The most important thing for borrowers to understand is their own expertise and strengths. Turning around properties isn’t a hobby, and it isn’t easy. If an investor has a particular expertise and can apply this skill set to a struggling business, he or she often can turn failure into success.
Identify The Problem, Check Compatibility
Properties in need of a turnaround are faltering for reasons that can vary dramatically from property to property. A facility may suffer from a bad reputation, or it may be outdated and seem unappealing. Other properties may be too expensive or in an undesirable location. In some cases, the property could be inefficiently managed.
Banks will conduct extensive due diligence on the target property before providing funding. But smart borrowers should do their own due diligence and research to identify specifically why a property needs a turnaround.
Once a property’s strengths and weaknesses have been evaluated, an honest assessment is needed to see if the property and investor make a match.
Present The Plan
As previously noted, good lenders will do their own due diligence. However, even if research indicates the investor’s target has good potential, lenders will want to see that the borrower has done his or her homework as well with a coherent, thorough presentation.
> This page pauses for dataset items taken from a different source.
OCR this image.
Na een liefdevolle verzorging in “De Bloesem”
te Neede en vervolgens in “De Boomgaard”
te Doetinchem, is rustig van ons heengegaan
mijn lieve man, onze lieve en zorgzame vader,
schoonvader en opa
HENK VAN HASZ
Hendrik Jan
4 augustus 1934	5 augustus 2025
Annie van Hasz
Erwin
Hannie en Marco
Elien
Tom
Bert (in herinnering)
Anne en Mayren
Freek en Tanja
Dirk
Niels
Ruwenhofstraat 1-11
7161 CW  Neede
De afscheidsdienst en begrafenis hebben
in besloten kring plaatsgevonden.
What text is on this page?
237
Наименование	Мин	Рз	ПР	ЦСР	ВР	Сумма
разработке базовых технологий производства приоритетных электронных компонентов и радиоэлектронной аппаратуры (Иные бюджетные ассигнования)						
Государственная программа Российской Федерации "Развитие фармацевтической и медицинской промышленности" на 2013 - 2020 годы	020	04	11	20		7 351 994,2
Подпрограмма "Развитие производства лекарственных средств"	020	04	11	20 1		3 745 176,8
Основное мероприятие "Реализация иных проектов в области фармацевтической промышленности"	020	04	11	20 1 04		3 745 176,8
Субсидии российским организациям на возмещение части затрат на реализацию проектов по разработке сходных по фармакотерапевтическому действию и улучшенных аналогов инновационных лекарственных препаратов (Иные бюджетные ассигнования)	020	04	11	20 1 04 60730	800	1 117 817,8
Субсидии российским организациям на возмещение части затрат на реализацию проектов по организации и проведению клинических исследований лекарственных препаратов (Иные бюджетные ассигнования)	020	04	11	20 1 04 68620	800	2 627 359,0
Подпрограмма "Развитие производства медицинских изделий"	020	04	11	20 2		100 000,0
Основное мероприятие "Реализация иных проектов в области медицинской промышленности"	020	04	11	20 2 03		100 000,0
Many turnaround properties can be made into viable, successful facilities by the right investor with the right plan. However, some red flags make lenders (and perhaps even investors) think twice about investing:
■ Major deferred maintenance. Construction time and costs can be notoriously difficult to project. Keep in mind that construction will often disrupt normal operations. For instance, if a wing needs to be rebuilt, then all of the patients in that wing will need to be relocated or discharged. This could result in added costs and a loss of revenue. In order to succeed, make sure that the company has capital set aside for those leaner cash flow times created by the construction schedule.
■ A poor clinical reputation. Unlike many investment factors, reputation cannot be easily measured, predicted, or controlled.
Some low-performing properties suffer from bad reputations that may have been caused by poor quality of services over a long period of time. Whatever the cause, once a facility has developed a bad reputation it can be extremely difficult to change the opinions of prospective clients. Rebranding efforts, such as name and logo changes, may be ineffective.
Most business is generated locally for health care facilities such as these, and a name change, new tagline or logo, or a fresh coat of paint won’t make prospective clients forget a bad reputation. Partner up with local hospital systems and prominent physicians in the local market before undertaking a turnaround of this kind.
■ Valuation exceeds cost of a new build. The cost of a new build is not a complicated formula, but it is a critically important one. There is rarely ever a reason to buy a turnaround property at a valuation that would actually exceed the cost of building a new facility (provided land is available and a borrower doesn’t need a Certificate of Need for the project). Most patients will opt for a newer facility over an older one.
An investor who pays more for an existing facility than the cost of a new build will have to demand higher prices than the market is willing to pay. If an investor is offering something unique in the marketplace such as urban location or amenities that would be hard to duplicate, then it might be a good fit.